- Born: November 19, 1925 Vincennes, Indiana, US
- Died: September 27, 2017 (aged 91) Palo Alto, California, US
- Scientific career
- Institutions: Stanford University SRI International
- Notable students: Victor R. Lesser; Lance J. Hoffman;

= William F. Miller =

American professor and businessman (1925–2017)

William F. Miller (1925–2017) was an American academic who was professor public and private management emeritus and a professor of computer science emeritus. He was a vice president and provost of Stanford University from 1971 to 1979, and president and CEO of SRI International from 1979 to 1990. He died on September 27, 2017, at the age of 91.

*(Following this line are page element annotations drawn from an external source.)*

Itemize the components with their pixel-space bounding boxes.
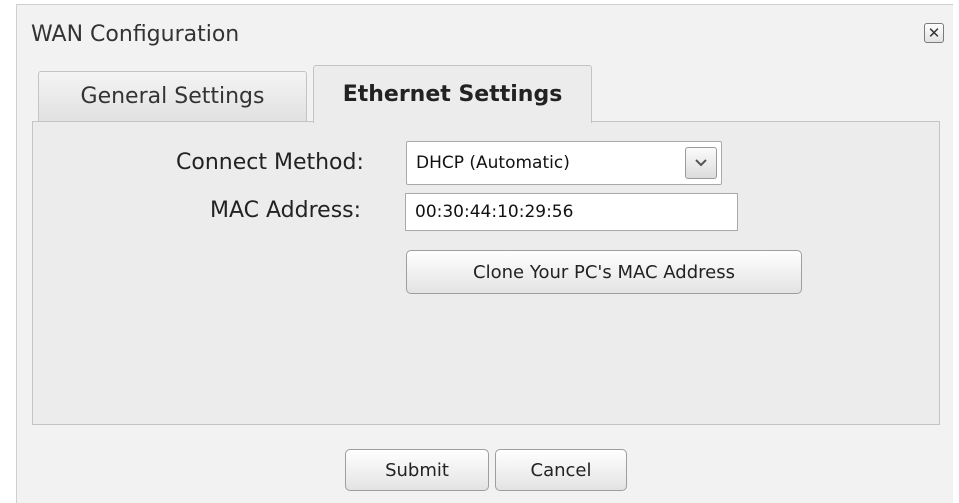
dropdown-arrow-button[interactable] <box>685 147 717 179</box>
close-button[interactable]: ✕ <box>924 23 944 43</box>
connect-method-value: DHCP (Automatic) <box>416 153 570 173</box>
mac-address-field[interactable] <box>405 193 738 231</box>
dialog-titlebar: WAN Configuration ✕ <box>17 5 953 53</box>
tab-label: General Settings <box>80 84 265 109</box>
wan-configuration-dialog: WAN Configuration ✕ General Settings Eth… <box>16 4 953 503</box>
clone-mac-address-label: Clone Your PC's MAC Address <box>473 261 735 283</box>
cancel-button[interactable]: Cancel <box>495 449 627 491</box>
close-icon: ✕ <box>927 23 941 42</box>
connect-method-select[interactable]: DHCP (Automatic) <box>406 141 722 185</box>
submit-button[interactable]: Submit <box>345 449 489 491</box>
connect-method-label: Connect Method: <box>176 150 364 175</box>
tab-label: Ethernet Settings <box>342 82 563 107</box>
chevron-down-icon <box>695 159 707 167</box>
tab-ethernet-settings[interactable]: Ethernet Settings <box>313 65 592 123</box>
mac-address-label: MAC Address: <box>210 198 362 223</box>
dialog-title: WAN Configuration <box>31 22 240 47</box>
clone-mac-address-button[interactable]: Clone Your PC's MAC Address <box>406 250 802 294</box>
tab-general-settings[interactable]: General Settings <box>38 71 307 121</box>
submit-label: Submit <box>385 459 449 481</box>
cancel-label: Cancel <box>530 459 592 481</box>
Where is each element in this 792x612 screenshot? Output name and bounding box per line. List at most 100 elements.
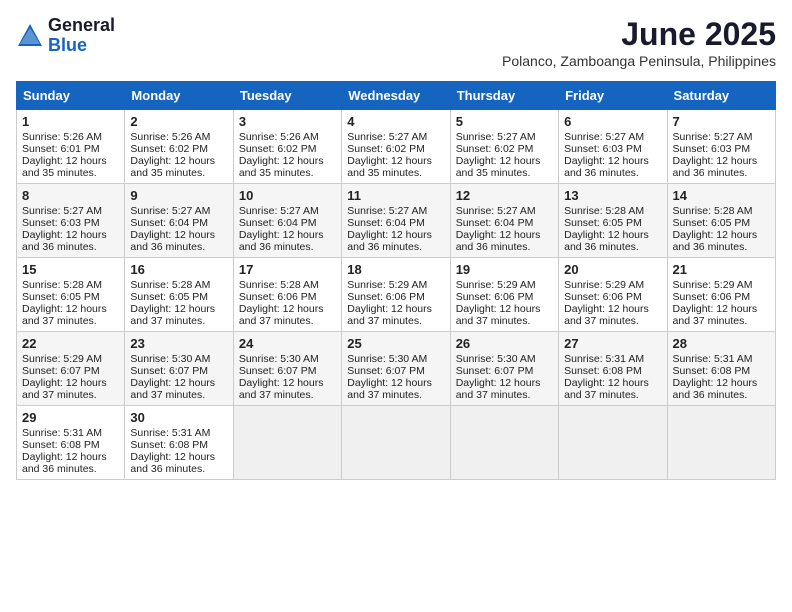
day-number: 22 [22,336,119,351]
day-number: 19 [456,262,553,277]
day-number: 24 [239,336,336,351]
day-info: Sunrise: 5:31 AM Sunset: 6:08 PM Dayligh… [130,427,215,475]
calendar-cell: 27 Sunrise: 5:31 AM Sunset: 6:08 PM Dayli… [559,332,667,406]
day-number: 26 [456,336,553,351]
calendar-cell: 20 Sunrise: 5:29 AM Sunset: 6:06 PM Dayli… [559,258,667,332]
calendar: SundayMondayTuesdayWednesdayThursdayFrid… [16,81,776,480]
weekday-header-saturday: Saturday [667,82,775,110]
calendar-cell: 24 Sunrise: 5:30 AM Sunset: 6:07 PM Dayli… [233,332,341,406]
calendar-cell: 26 Sunrise: 5:30 AM Sunset: 6:07 PM Dayli… [450,332,558,406]
day-info: Sunrise: 5:26 AM Sunset: 6:02 PM Dayligh… [130,131,215,179]
calendar-cell [450,406,558,480]
calendar-cell: 23 Sunrise: 5:30 AM Sunset: 6:07 PM Dayli… [125,332,233,406]
calendar-cell: 17 Sunrise: 5:28 AM Sunset: 6:06 PM Dayli… [233,258,341,332]
day-number: 13 [564,188,661,203]
calendar-cell: 14Sunrise: 5:28 AM Sunset: 6:05 PM Dayli… [667,184,775,258]
day-info: Sunrise: 5:27 AM Sunset: 6:03 PM Dayligh… [22,205,107,253]
day-info: Sunrise: 5:30 AM Sunset: 6:07 PM Dayligh… [130,353,215,401]
weekday-header-tuesday: Tuesday [233,82,341,110]
calendar-cell: 10 Sunrise: 5:27 AM Sunset: 6:04 PM Dayli… [233,184,341,258]
calendar-cell: 6 Sunrise: 5:27 AM Sunset: 6:03 PM Daylig… [559,110,667,184]
day-number: 11 [347,188,444,203]
day-info: Sunrise: 5:27 AM Sunset: 6:04 PM Dayligh… [130,205,215,253]
day-info: Sunrise: 5:27 AM Sunset: 6:02 PM Dayligh… [347,131,432,179]
calendar-cell: 11 Sunrise: 5:27 AM Sunset: 6:04 PM Dayli… [342,184,450,258]
day-info: Sunrise: 5:28 AM Sunset: 6:05 PM Dayligh… [130,279,215,327]
day-number: 17 [239,262,336,277]
calendar-cell: 3 Sunrise: 5:26 AM Sunset: 6:02 PM Daylig… [233,110,341,184]
day-number: 1 [22,114,119,129]
day-info: Sunrise: 5:29 AM Sunset: 6:06 PM Dayligh… [456,279,541,327]
day-info: Sunrise: 5:30 AM Sunset: 6:07 PM Dayligh… [456,353,541,401]
day-info: Sunrise: 5:28 AM Sunset: 6:06 PM Dayligh… [239,279,324,327]
calendar-row-4: 22Sunrise: 5:29 AM Sunset: 6:07 PM Dayli… [17,332,776,406]
weekday-header-monday: Monday [125,82,233,110]
day-number: 15 [22,262,119,277]
calendar-cell [233,406,341,480]
calendar-cell: 9Sunrise: 5:27 AM Sunset: 6:04 PM Daylig… [125,184,233,258]
day-info: Sunrise: 5:28 AM Sunset: 6:05 PM Dayligh… [564,205,649,253]
calendar-cell: 7 Sunrise: 5:27 AM Sunset: 6:03 PM Daylig… [667,110,775,184]
day-number: 23 [130,336,227,351]
day-info: Sunrise: 5:27 AM Sunset: 6:04 PM Dayligh… [347,205,432,253]
calendar-cell: 1 Sunrise: 5:26 AM Sunset: 6:01 PM Daylig… [17,110,125,184]
day-number: 29 [22,410,119,425]
day-info: Sunrise: 5:26 AM Sunset: 6:02 PM Dayligh… [239,131,324,179]
page-header: General Blue June 2025 Polanco, Zamboang… [16,16,776,69]
subtitle: Polanco, Zamboanga Peninsula, Philippine… [502,53,776,69]
calendar-row-5: 29 Sunrise: 5:31 AM Sunset: 6:08 PM Dayli… [17,406,776,480]
calendar-cell: 18 Sunrise: 5:29 AM Sunset: 6:06 PM Dayli… [342,258,450,332]
logo-icon [16,22,44,50]
day-info: Sunrise: 5:27 AM Sunset: 6:02 PM Dayligh… [456,131,541,179]
day-number: 27 [564,336,661,351]
day-info: Sunrise: 5:31 AM Sunset: 6:08 PM Dayligh… [564,353,649,401]
day-number: 3 [239,114,336,129]
calendar-cell: 16 Sunrise: 5:28 AM Sunset: 6:05 PM Dayli… [125,258,233,332]
day-info: Sunrise: 5:28 AM Sunset: 6:05 PM Dayligh… [673,205,758,253]
day-number: 5 [456,114,553,129]
day-info: Sunrise: 5:27 AM Sunset: 6:03 PM Dayligh… [673,131,758,179]
day-number: 4 [347,114,444,129]
calendar-cell: 19 Sunrise: 5:29 AM Sunset: 6:06 PM Dayli… [450,258,558,332]
day-number: 12 [456,188,553,203]
calendar-cell: 21Sunrise: 5:29 AM Sunset: 6:06 PM Dayli… [667,258,775,332]
logo-general: General [48,16,115,36]
day-info: Sunrise: 5:29 AM Sunset: 6:06 PM Dayligh… [347,279,432,327]
day-info: Sunrise: 5:27 AM Sunset: 6:03 PM Dayligh… [564,131,649,179]
logo-blue: Blue [48,36,115,56]
logo-text: General Blue [48,16,115,56]
day-info: Sunrise: 5:26 AM Sunset: 6:01 PM Dayligh… [22,131,107,179]
calendar-cell: 15 Sunrise: 5:28 AM Sunset: 6:05 PM Dayli… [17,258,125,332]
logo: General Blue [16,16,115,56]
day-number: 6 [564,114,661,129]
calendar-cell: 22Sunrise: 5:29 AM Sunset: 6:07 PM Dayli… [17,332,125,406]
day-number: 2 [130,114,227,129]
weekday-header-friday: Friday [559,82,667,110]
calendar-row-3: 15 Sunrise: 5:28 AM Sunset: 6:05 PM Dayli… [17,258,776,332]
calendar-cell: 4 Sunrise: 5:27 AM Sunset: 6:02 PM Daylig… [342,110,450,184]
day-info: Sunrise: 5:31 AM Sunset: 6:08 PM Dayligh… [22,427,107,475]
calendar-cell [559,406,667,480]
day-info: Sunrise: 5:30 AM Sunset: 6:07 PM Dayligh… [239,353,324,401]
day-info: Sunrise: 5:27 AM Sunset: 6:04 PM Dayligh… [456,205,541,253]
day-number: 21 [673,262,770,277]
calendar-cell: 13 Sunrise: 5:28 AM Sunset: 6:05 PM Dayli… [559,184,667,258]
calendar-cell: 30Sunrise: 5:31 AM Sunset: 6:08 PM Dayli… [125,406,233,480]
weekday-header-wednesday: Wednesday [342,82,450,110]
calendar-cell [342,406,450,480]
month-title: June 2025 [502,16,776,53]
calendar-cell: 2 Sunrise: 5:26 AM Sunset: 6:02 PM Daylig… [125,110,233,184]
day-number: 20 [564,262,661,277]
day-number: 25 [347,336,444,351]
day-info: Sunrise: 5:27 AM Sunset: 6:04 PM Dayligh… [239,205,324,253]
day-number: 7 [673,114,770,129]
day-number: 16 [130,262,227,277]
day-number: 10 [239,188,336,203]
day-info: Sunrise: 5:28 AM Sunset: 6:05 PM Dayligh… [22,279,107,327]
calendar-cell: 28Sunrise: 5:31 AM Sunset: 6:08 PM Dayli… [667,332,775,406]
day-number: 18 [347,262,444,277]
calendar-row-1: 1 Sunrise: 5:26 AM Sunset: 6:01 PM Daylig… [17,110,776,184]
calendar-cell: 5 Sunrise: 5:27 AM Sunset: 6:02 PM Daylig… [450,110,558,184]
calendar-cell [667,406,775,480]
day-info: Sunrise: 5:29 AM Sunset: 6:06 PM Dayligh… [564,279,649,327]
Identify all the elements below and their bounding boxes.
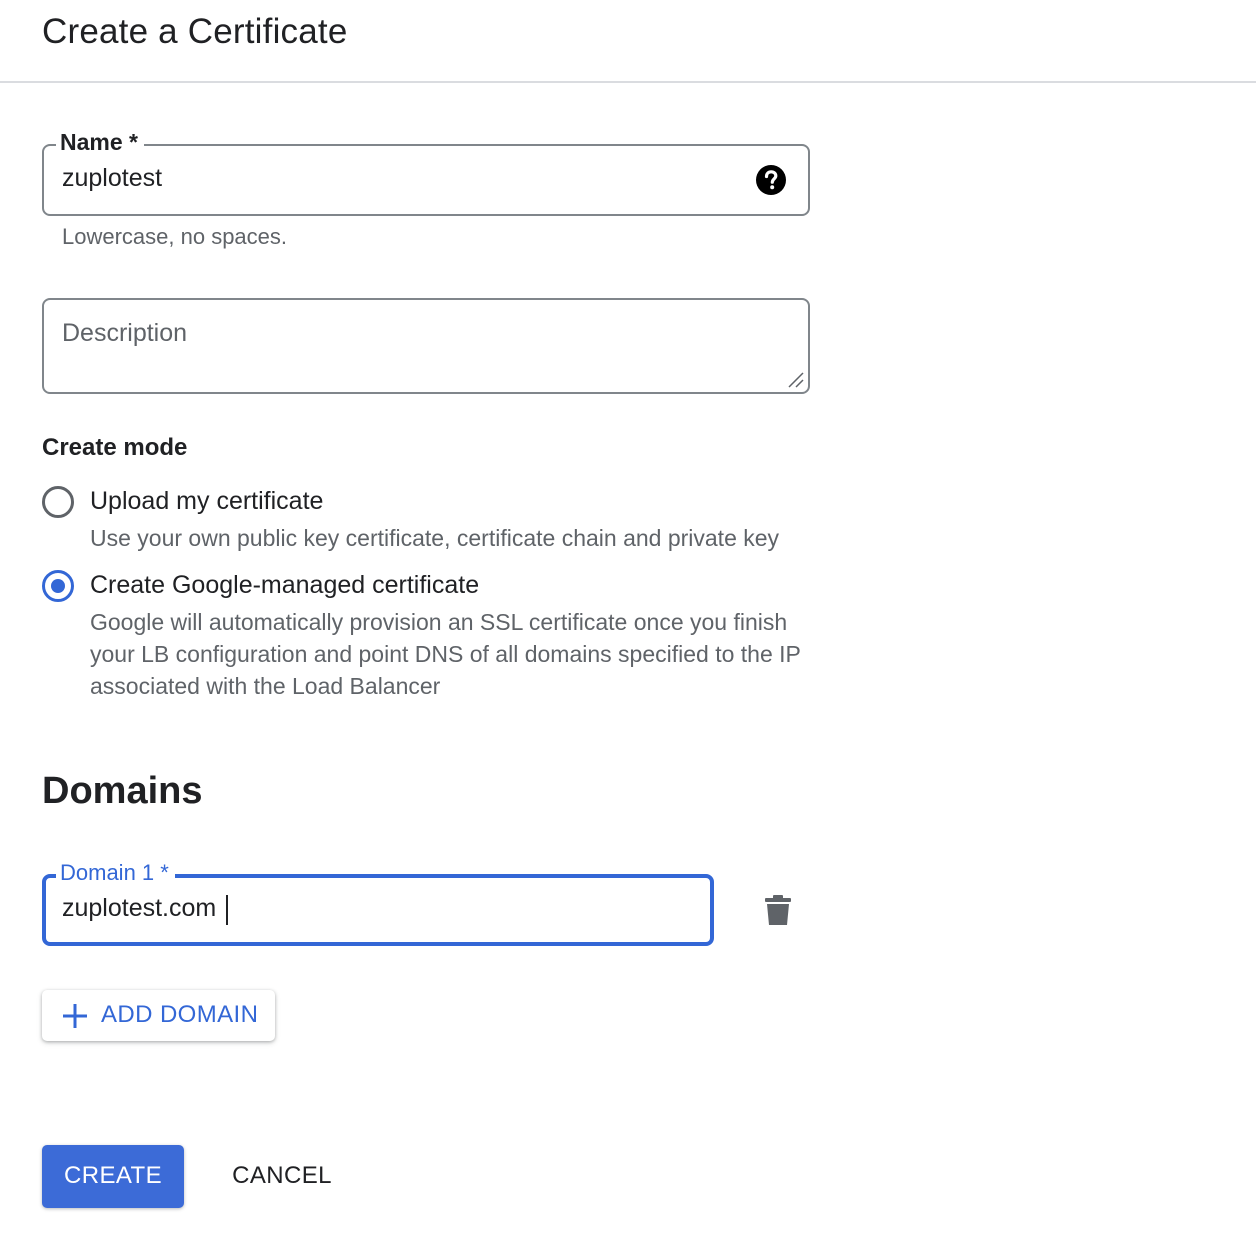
domain-1-label: Domain 1 * (56, 860, 175, 886)
create-button[interactable]: CREATE (42, 1145, 184, 1208)
help-circle-icon[interactable] (755, 164, 787, 196)
text-cursor (226, 895, 228, 925)
cancel-button[interactable]: CANCEL (214, 1145, 350, 1208)
upload-certificate-label[interactable]: Upload my certificate (90, 487, 323, 516)
create-button-label: CREATE (64, 1162, 162, 1189)
domains-heading: Domains (42, 770, 203, 812)
resize-handle-icon[interactable] (787, 371, 805, 389)
add-domain-label: ADD DOMAIN (101, 1001, 259, 1028)
upload-certificate-radio[interactable] (42, 486, 74, 518)
google-managed-certificate-description: Google will automatically provision an S… (90, 609, 801, 699)
name-field-label: Name * (56, 129, 144, 155)
plus-icon (63, 1004, 87, 1028)
google-managed-certificate-radio[interactable] (42, 570, 74, 602)
google-managed-certificate-label[interactable]: Create Google-managed certificate (90, 571, 479, 600)
create-certificate-page: Create a Certificate Name * zuplotest Lo… (0, 0, 1256, 1242)
description-input[interactable]: Description (62, 319, 187, 348)
cancel-button-label: CANCEL (232, 1162, 332, 1189)
name-input[interactable]: zuplotest (62, 164, 162, 193)
add-domain-button[interactable]: ADD DOMAIN (42, 990, 275, 1041)
page-header: Create a Certificate (0, 0, 1256, 83)
create-mode-heading: Create mode (42, 434, 188, 461)
trash-icon[interactable] (765, 894, 791, 926)
upload-certificate-description: Use your own public key certificate, cer… (90, 525, 780, 551)
domain-1-input[interactable]: zuplotest.com (62, 894, 216, 923)
page-title: Create a Certificate (42, 12, 348, 51)
name-hint: Lowercase, no spaces. (62, 224, 288, 249)
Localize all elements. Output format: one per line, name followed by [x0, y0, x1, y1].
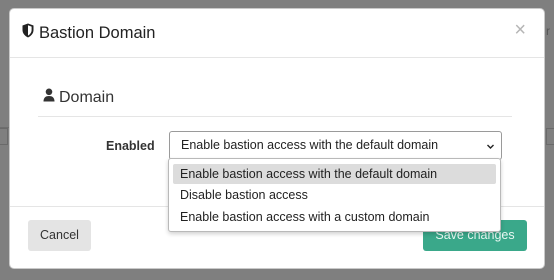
chevron-down-icon: [486, 140, 495, 154]
background-field: [0, 128, 8, 145]
section-divider: [38, 116, 512, 117]
enabled-select-value: Enable bastion access with the default d…: [181, 138, 439, 152]
dropdown-option[interactable]: Disable bastion access: [173, 185, 496, 205]
modal-title-text: Bastion Domain: [39, 23, 156, 42]
cancel-button[interactable]: Cancel: [28, 220, 91, 251]
shield-icon: [22, 23, 39, 43]
dropdown-option[interactable]: Enable bastion access with a custom doma…: [173, 207, 496, 227]
dropdown-option[interactable]: Enable bastion access with the default d…: [173, 164, 496, 184]
close-button[interactable]: ×: [514, 20, 526, 40]
background-text: r: [546, 24, 550, 38]
section-heading: Domain: [43, 88, 114, 107]
enabled-label: Enabled: [106, 139, 155, 153]
section-heading-text: Domain: [59, 88, 115, 106]
background-field: [546, 128, 554, 145]
enabled-select-dropdown: Enable bastion access with the default d…: [168, 158, 501, 232]
modal-title: Bastion Domain: [22, 23, 155, 43]
modal-header: Bastion Domain ×: [10, 9, 544, 58]
enabled-select[interactable]: Enable bastion access with the default d…: [169, 131, 502, 160]
user-icon: [43, 88, 59, 107]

==Early life and education==
Miller was born on November 19, 1925, in Vincennes, Indiana. He attended Purdue University, where he earned a BS in 1949, an MS in experimental physics in 1951, and a PhD in theoretical physics in 1956.

==Career==
Miller was a director of the Applied Mathematics Division at Argonne National Laboratory, where he worked on problems in computational science. Miller was recruited to the faculty of Stanford University in 1964 by Frederick Terman, who was Stanford's vice president and provost at the time. From 1971 to 1979, Miller was the vice president and provost of Stanford University. From 1979 to 1990, Miller was the president and CEO of SRI International, where he focused on expanding the organization's business in the Pacific Rim and acquired the Sarnoff Corporation as a subsidiary of SRI. Miller has been a member of numerous boards of directors, including but not limited to Wells Fargo, Borland International, McKenna Group, Palyn-Gould Group, Who Where?, Quest Gen and the BHP International Advisory Council. He was an initial investor in Mayfield Fund, an early venture capital organization.

==Awards and honors==

Miller was given an honorary Doctor of Science degree from his alma mater, Purdue University, in 1972. In 1989, Tau Beta Pi recognized him as an Eminent Engineer.